Life Was Always Meant to be Fabulous

I came across this article and thought it gave an insight into things. It is called Living Simply Can Be Simply Fabulous. At my age I can hardly remember how I came to be in the lifestyle I am in. I know I have been living modesty all along I think, maybe with occasional minute burst here or there.

"I don't know what your life was supposed to be like, but mine was supposed to be modestly fabulous.

I would maintain a modest-but-hip wardrobe (Banana Republic with occasional forays to Henri Bendel sales), live in a modest-but-ample Manhattan loft and eat at chic Manhattan restaurants, while dashing off once a year to someplace remote yet trendy. You know. Nothing fancy.

For several years I actually tried to live this life, only to find that I was getting deeper and deeper into debt. Giving up the lifestyle to which I'd become accustomed didn't seem like an option. But neither did getting a job as an investment banker.

Which left me two choices: I could continue to live my dream lifestyle, even though it was turning my finances into, how do you say in English -- garden fertilizer? Or, I could figure out how to live a life I could afford. A far more ordinary life.

Hordes of people who reek of money

When you think you're entitled to a certain standard of living, "ordinary" life seems beneath you. It's mundane and tedious and involves things like cooking dinner, doing dishes and staying home to watch the "Six Feet Under" tape your uncle made for you . . . because, in point of fact, after doing the math, you can't afford your once-hectic nightlife. To rub salt in my ego, there is the pressure of New York -- bright lights, big city, fat wallets -- all around me. Living well is just a given for many people who live here."


I think the area in bold writing must sum things up in a way that I haven't heard before. No one wants that retro way of living. And I find as time marches on, I have gone more and more away from it myself.

Rereading the bold letters, it seems more about escaping the role of a homemaker. I didn't take it that way when I first read it. Seeming the picture of the family watching TV in this video really made me understand how much my family and I have changed since moving to the isolated area we live in, away from that model, which is amazing since this location lends itself very well to some form of dropping out.

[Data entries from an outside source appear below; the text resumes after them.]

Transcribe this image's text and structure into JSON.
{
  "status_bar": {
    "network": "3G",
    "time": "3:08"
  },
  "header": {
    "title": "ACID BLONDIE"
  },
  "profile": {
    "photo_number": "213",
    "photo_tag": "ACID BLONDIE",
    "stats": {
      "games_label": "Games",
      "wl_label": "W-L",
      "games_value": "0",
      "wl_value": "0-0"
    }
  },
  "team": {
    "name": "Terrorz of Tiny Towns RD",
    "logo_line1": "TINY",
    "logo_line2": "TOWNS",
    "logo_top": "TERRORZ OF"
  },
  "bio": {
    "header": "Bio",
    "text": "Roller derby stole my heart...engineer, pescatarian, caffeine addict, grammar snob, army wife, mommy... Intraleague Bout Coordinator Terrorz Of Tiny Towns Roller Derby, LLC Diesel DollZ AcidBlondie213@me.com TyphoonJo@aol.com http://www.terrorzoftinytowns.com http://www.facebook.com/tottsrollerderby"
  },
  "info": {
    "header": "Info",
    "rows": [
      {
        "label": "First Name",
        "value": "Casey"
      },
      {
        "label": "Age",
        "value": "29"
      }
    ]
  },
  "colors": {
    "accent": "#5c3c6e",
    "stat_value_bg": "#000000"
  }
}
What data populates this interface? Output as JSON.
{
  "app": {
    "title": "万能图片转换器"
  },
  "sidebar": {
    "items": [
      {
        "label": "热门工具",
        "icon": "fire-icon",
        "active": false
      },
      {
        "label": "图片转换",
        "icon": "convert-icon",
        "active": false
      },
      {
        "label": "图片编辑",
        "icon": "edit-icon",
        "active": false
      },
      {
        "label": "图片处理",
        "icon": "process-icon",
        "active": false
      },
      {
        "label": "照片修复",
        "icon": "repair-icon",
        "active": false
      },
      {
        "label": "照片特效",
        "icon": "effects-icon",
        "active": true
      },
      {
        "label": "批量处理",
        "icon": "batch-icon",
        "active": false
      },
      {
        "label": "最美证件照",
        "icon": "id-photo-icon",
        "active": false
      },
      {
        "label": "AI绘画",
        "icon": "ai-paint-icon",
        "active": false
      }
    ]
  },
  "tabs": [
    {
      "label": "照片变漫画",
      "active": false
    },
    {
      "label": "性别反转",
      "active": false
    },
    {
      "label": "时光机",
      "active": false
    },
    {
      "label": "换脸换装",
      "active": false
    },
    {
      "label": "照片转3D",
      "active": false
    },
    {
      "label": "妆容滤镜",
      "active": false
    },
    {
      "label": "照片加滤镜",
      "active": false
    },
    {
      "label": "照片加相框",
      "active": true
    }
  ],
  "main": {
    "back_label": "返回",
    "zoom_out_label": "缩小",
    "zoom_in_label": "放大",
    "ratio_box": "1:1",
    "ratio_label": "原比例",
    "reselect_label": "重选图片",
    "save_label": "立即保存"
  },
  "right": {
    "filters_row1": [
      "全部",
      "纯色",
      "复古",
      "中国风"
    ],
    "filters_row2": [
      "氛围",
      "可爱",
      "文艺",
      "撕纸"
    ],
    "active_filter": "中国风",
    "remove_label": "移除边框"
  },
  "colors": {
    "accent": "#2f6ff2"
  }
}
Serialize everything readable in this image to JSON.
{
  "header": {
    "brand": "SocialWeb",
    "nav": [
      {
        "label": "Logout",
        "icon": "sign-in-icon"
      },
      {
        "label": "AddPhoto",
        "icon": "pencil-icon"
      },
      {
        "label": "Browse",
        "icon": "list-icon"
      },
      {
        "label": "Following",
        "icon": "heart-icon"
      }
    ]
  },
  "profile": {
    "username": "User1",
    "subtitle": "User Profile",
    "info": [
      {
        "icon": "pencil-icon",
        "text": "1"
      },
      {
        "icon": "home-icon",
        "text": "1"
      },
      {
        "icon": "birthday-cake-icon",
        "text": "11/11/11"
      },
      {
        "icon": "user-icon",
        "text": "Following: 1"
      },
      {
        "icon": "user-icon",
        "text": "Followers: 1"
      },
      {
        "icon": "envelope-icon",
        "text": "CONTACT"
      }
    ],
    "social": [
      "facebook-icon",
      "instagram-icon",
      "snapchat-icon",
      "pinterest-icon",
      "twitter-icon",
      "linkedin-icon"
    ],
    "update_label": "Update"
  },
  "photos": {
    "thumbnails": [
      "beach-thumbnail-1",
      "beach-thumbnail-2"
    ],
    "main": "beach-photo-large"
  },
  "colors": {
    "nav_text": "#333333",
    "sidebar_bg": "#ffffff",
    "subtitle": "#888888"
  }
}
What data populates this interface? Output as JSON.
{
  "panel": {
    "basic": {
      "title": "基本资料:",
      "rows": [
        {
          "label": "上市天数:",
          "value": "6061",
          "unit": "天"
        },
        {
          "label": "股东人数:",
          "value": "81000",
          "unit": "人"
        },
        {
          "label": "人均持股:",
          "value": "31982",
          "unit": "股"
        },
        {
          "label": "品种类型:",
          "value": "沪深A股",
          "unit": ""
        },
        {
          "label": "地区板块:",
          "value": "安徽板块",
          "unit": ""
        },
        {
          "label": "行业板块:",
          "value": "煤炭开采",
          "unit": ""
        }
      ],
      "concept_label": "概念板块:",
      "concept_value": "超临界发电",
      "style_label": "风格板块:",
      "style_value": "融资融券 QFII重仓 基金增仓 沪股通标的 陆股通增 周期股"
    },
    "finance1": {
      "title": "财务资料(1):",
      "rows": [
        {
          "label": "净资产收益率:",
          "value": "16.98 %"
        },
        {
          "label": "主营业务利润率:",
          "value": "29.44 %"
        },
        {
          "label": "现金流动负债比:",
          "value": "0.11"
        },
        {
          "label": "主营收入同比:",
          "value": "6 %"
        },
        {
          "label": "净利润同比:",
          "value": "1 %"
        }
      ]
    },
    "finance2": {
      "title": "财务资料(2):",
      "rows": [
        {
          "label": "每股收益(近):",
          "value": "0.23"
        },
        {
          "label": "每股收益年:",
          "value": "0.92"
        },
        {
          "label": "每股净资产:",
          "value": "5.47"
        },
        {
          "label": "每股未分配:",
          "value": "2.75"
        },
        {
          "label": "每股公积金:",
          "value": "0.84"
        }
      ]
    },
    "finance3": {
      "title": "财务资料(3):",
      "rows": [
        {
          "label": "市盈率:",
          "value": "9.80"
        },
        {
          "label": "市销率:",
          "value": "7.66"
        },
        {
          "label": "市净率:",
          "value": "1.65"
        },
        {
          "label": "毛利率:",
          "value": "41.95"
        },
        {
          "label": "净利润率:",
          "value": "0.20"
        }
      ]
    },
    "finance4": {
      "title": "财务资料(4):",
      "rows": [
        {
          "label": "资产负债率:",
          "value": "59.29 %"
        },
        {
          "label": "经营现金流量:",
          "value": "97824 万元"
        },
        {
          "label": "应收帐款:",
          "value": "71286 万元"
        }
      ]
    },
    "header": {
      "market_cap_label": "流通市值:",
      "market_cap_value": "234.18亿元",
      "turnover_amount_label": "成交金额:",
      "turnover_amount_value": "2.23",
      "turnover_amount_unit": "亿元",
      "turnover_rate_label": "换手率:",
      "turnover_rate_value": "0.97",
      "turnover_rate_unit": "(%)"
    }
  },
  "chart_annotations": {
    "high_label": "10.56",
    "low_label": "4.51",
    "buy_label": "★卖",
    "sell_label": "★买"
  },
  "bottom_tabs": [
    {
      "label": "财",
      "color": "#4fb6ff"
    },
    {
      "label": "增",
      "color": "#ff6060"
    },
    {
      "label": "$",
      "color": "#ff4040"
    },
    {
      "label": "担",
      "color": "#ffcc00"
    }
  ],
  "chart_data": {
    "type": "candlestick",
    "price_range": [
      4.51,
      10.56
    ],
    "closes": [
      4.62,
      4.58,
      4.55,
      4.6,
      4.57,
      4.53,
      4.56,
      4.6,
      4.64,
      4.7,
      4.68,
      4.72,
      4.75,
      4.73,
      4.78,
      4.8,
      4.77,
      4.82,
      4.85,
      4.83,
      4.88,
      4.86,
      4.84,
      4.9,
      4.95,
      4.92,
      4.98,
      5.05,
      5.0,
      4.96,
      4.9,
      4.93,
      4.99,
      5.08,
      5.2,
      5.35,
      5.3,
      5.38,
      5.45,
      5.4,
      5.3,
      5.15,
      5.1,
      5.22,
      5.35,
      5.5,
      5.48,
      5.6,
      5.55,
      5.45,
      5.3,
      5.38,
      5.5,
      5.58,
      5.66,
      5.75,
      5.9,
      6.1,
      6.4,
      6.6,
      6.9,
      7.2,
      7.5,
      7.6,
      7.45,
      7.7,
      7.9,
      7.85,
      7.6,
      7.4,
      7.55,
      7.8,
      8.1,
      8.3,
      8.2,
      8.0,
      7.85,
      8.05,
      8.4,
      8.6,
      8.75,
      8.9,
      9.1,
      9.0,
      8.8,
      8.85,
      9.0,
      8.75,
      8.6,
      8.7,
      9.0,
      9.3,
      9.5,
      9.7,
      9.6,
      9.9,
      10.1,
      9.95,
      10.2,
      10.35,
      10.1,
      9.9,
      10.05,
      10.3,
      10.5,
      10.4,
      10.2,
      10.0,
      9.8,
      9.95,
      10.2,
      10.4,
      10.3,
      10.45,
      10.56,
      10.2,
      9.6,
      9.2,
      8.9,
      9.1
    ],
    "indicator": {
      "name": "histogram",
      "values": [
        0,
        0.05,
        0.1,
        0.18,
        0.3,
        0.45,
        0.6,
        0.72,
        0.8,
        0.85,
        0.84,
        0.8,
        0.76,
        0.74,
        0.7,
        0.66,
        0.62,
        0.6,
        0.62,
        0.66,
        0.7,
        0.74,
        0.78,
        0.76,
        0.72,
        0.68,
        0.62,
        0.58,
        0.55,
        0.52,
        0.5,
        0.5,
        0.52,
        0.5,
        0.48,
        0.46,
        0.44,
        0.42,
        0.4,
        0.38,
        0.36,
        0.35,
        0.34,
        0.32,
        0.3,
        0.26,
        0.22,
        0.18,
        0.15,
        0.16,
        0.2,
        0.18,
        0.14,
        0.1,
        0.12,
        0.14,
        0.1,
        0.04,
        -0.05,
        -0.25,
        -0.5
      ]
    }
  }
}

"People stayed home watching three channels on their TV". Since living here five years ago after one year in another unusual place, a rustic kind of place; we have had satellite TV for the first time at an age of 44 I think. Kids here probably do have more of that kind of TV because in some places the normal free to air reception is bad. I know when and if we move to our new house that we are renovating for a debt free life required payTV, although of course I could go back to how it was when I was little, though reception was pretty good most of the time. Thanks probably to Dad's patience with the aerials.